Second Life – A Loser’s Last Frontier
I just downloaded ‘Second Life’.
I heard about it quite accidentally when I was sent on yet another education course for my birthday present. This time, I can only thank my brother. I unwittingly asked for it during a long phone conversation whereby I had expressed an interest in learning about business.
The word ‘boring’ is tossed around very loosely these days and so it should; a lot of things are boring. This course, however, was not boring. It was painful. As soon as I had realised exactly what I had gotten myself into (a day of tax law). My mind began racing through emergency procedures I had learnt at school and on television. I knew in the case of fire, I have to get down low and go go go. In the case of a crash landing, implement the brace position… But what does one do when threatened with impending painful comatose.
Luckily, I had taught myself a trick during a particularly boring high school history lesson. Newbies in cases like this, drop like flies and you can see heads crashing into desks faster than rain pelting into tin roofs. The obvious disadvantage to this survival mechanism, is it is too obvious to the teacher and the victim will inevitably be woken up to endure more pain and possibly a detention. The less fortunate who are not discovered by the teacher’s supervision, slip into a coma and usually die. I, however, knew exactly what to do.
I practice what the Hindu’s call ‘meditation’. For centuries the Indians have been practicing this spiritual technique to deal with the boringness of everyday life. They believe it takes you to a better place and they couldn’t be more correct. So, as I sat there, my mind transcended my body and went home to my warm bed where I could go to sleep. The only problem, however, was on the way back to class, my mind missed the train and I was a zombie for half an hour during the lunch break.
It didn’t really matter, because like the day at the Grace, the lunch time conversation was much the same. The only difference being, the topic of discussion was about the virtual reality web-site/program called ‘Second Life’. The girls had a strong opinion, all arguing that people who engage in too much time on the computer are wasting their time and must be losers. I looked around the table of nodding heads and saw that no one was going to fight for the little-guy, so I laced up my boots and jumped in.
For those who don’t know, it’s a program where you can meet people, play games, chat, and even buy and sell both virtual and real items.
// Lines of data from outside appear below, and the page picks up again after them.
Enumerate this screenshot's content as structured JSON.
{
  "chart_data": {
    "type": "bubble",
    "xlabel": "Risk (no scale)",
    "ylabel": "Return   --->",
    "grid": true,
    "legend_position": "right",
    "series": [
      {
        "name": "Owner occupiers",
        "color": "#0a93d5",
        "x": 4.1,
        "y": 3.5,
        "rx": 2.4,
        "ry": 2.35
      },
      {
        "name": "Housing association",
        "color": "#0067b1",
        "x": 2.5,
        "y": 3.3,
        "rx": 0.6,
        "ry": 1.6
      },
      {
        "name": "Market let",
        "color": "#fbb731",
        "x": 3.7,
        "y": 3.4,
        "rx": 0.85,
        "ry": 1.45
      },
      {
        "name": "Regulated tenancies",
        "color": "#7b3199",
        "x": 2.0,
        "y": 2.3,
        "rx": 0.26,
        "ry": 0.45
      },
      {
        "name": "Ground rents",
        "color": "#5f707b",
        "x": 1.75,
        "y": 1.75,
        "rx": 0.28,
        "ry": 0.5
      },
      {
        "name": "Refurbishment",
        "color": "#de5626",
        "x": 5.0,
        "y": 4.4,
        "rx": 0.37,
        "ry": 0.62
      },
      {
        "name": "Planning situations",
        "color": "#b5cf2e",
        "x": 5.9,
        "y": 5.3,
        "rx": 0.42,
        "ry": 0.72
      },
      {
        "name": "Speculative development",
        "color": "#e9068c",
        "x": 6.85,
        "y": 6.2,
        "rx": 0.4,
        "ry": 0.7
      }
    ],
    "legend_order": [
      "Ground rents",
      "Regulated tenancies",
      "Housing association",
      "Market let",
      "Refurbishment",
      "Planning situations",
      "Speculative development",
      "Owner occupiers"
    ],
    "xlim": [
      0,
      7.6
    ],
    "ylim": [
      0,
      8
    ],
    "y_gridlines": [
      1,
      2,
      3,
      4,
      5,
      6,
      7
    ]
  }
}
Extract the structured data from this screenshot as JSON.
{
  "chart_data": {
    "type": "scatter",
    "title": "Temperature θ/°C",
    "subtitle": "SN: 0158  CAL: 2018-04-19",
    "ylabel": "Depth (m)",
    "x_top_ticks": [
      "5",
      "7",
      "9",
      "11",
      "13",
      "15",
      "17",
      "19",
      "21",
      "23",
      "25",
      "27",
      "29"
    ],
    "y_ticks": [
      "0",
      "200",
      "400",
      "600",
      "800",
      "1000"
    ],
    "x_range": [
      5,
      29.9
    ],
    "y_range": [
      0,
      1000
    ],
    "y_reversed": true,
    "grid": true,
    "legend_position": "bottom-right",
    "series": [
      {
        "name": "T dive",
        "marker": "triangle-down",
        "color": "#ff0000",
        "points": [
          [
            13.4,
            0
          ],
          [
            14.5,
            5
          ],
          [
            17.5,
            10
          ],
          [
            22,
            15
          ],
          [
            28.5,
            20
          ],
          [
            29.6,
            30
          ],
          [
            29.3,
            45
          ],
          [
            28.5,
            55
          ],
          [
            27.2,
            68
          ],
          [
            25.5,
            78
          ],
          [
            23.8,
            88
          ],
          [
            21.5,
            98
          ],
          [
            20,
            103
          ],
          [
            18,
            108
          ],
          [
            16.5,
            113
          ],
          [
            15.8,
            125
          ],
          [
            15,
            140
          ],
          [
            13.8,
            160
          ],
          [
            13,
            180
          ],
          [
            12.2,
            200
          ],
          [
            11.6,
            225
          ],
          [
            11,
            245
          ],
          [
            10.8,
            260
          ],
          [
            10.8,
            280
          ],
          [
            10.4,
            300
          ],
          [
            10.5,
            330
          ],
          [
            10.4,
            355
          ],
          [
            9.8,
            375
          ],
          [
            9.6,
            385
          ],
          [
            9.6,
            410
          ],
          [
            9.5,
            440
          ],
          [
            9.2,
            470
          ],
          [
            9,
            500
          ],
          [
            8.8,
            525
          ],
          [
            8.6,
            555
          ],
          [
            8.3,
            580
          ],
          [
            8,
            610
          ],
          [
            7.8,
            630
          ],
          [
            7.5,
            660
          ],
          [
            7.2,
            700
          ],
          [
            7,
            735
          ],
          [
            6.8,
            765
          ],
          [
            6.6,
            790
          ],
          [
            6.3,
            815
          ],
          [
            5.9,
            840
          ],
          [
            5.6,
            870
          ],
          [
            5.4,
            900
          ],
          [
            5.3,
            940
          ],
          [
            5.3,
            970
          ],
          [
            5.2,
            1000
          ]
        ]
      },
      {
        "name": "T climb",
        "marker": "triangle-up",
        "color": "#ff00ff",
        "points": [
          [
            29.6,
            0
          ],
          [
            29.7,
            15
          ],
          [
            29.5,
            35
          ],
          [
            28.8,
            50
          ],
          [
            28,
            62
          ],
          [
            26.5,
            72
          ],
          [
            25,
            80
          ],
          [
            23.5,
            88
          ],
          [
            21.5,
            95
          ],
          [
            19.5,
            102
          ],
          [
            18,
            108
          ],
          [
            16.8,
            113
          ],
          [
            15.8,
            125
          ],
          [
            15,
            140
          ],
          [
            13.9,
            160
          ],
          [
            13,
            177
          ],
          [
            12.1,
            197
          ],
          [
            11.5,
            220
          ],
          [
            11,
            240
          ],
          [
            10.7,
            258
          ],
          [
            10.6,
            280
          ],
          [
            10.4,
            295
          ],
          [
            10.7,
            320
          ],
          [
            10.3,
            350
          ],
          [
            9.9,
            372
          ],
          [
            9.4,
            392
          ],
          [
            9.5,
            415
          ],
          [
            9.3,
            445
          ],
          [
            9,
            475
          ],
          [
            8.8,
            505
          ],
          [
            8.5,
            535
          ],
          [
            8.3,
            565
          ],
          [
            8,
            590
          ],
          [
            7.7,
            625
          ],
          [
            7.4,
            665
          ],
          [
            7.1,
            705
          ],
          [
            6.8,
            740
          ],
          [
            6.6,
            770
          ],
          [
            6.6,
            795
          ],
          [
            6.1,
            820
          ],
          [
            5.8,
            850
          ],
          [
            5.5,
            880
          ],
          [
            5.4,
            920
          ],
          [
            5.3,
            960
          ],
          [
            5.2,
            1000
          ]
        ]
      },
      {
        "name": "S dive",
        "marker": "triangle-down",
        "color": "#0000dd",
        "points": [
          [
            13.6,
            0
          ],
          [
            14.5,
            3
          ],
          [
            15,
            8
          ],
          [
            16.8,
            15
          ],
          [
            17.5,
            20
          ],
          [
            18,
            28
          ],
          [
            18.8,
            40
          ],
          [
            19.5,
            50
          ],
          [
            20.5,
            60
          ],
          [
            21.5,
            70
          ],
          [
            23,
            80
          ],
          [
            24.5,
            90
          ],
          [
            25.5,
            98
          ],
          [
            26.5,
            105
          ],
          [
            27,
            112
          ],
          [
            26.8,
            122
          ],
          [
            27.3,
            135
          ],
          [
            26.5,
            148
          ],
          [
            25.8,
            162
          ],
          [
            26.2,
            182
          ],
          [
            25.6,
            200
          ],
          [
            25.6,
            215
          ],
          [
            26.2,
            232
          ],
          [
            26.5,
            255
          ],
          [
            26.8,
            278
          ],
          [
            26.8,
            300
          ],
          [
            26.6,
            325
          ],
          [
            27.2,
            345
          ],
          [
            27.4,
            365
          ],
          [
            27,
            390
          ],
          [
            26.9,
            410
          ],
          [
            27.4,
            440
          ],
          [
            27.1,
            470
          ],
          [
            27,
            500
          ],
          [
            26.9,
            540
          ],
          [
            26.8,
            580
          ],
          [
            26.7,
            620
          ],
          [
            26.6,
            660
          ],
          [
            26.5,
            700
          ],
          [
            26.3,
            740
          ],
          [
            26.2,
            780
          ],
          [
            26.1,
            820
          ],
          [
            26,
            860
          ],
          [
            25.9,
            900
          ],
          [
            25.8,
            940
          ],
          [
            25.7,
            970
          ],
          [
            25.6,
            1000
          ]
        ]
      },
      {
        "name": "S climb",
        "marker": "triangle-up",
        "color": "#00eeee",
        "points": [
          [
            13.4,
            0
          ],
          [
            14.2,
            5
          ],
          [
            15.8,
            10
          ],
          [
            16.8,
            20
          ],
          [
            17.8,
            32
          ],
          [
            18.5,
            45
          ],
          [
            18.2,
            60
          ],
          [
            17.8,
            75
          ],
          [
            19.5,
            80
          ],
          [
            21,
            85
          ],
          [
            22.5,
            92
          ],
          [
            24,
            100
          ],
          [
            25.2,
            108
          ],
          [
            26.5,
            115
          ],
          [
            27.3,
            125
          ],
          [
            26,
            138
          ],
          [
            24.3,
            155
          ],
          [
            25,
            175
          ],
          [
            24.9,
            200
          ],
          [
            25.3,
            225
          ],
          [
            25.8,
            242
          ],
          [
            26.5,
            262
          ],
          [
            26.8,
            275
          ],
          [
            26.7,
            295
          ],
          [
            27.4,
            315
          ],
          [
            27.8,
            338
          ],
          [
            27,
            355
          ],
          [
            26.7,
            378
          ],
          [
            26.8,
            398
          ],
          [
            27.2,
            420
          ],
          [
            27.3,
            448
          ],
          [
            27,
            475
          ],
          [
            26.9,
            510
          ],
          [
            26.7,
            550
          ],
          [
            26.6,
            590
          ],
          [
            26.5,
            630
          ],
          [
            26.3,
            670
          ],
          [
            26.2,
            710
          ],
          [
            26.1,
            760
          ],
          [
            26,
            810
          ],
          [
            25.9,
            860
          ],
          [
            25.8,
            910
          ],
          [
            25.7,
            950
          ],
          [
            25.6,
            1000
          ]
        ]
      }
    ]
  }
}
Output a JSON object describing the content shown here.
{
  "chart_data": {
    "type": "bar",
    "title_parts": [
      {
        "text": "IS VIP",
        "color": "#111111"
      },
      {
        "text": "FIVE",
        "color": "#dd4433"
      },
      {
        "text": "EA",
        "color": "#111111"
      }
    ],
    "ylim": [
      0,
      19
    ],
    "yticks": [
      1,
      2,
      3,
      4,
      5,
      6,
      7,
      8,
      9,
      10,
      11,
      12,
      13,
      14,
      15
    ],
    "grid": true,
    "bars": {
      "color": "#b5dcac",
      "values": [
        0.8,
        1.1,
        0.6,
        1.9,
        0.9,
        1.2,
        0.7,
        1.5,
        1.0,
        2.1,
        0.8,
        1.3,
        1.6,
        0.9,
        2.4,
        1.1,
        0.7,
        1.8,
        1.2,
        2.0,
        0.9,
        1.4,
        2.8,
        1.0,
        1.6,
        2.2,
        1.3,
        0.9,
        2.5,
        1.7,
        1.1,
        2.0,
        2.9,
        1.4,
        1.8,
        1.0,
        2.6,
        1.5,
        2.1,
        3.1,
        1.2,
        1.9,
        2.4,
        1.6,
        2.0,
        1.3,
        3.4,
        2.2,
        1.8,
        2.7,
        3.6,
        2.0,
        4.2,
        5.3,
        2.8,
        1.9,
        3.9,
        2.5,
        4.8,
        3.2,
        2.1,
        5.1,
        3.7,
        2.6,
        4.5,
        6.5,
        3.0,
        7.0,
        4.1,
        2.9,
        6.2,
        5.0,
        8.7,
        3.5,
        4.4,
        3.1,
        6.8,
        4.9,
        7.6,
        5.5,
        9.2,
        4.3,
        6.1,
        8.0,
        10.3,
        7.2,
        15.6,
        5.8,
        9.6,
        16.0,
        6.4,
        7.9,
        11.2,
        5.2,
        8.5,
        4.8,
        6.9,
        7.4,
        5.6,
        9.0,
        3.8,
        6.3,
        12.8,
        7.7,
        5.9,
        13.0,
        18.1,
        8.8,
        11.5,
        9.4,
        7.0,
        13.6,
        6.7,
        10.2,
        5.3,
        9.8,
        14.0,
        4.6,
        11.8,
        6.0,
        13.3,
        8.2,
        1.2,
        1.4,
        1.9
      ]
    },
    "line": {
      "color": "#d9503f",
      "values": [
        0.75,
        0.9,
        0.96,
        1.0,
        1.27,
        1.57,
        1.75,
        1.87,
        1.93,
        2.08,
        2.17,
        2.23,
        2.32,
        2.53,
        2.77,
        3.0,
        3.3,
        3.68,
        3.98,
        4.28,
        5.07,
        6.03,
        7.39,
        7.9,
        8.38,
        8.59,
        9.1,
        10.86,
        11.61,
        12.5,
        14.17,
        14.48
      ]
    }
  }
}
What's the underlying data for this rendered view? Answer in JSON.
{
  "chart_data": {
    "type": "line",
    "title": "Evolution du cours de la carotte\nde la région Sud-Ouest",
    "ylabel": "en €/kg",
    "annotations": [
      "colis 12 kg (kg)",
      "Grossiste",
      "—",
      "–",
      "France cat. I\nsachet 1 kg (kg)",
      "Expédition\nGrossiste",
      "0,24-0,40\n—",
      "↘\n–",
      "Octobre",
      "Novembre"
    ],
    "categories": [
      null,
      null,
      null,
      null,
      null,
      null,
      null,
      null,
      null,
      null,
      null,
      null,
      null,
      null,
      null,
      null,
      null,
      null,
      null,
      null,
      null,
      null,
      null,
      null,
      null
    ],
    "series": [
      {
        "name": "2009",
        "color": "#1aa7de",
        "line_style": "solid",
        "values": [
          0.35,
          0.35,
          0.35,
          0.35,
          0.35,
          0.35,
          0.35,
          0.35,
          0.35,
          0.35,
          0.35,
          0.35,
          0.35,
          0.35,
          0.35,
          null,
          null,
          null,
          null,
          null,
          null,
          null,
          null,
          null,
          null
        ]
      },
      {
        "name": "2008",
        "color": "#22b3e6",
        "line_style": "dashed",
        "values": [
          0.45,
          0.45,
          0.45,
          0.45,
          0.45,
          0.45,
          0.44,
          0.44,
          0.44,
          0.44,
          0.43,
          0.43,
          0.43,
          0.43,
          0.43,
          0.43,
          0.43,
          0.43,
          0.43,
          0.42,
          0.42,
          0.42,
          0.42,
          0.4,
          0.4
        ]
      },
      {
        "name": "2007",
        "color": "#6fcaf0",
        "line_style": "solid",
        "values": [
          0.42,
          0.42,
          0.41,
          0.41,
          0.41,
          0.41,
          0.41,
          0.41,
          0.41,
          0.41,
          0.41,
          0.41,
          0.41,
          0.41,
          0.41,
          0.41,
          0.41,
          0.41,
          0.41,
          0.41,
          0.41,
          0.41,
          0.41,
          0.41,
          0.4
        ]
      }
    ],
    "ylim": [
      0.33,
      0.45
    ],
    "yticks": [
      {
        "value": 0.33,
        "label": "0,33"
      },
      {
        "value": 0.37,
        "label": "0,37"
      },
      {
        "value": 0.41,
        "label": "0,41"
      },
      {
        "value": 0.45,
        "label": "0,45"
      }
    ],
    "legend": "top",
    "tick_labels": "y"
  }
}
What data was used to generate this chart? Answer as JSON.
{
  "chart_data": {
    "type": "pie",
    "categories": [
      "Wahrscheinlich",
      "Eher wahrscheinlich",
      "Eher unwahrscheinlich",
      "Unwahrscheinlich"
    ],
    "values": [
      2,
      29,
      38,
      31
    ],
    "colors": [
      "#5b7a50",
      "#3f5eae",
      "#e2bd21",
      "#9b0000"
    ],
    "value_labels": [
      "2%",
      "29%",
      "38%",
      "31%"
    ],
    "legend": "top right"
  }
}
I argued many of the obvious strong points and some not so obvious which had them questioning if I was a subscriber to the program. I was not, but it was something that sounded interesting and at least worth a look. That comment alone got me tagged as a ‘weirdo’ and I was avoided like the plague. Not to worry, there’s the ‘how to not fuck up a conversation in 3 sentences’ course next week.

March 22nd, 2008 at 12:46 pm
Where are you doing these courses at?
March 24th, 2008 at 6:35 pm
These courses are run by Sydney university and are at various locations around the city.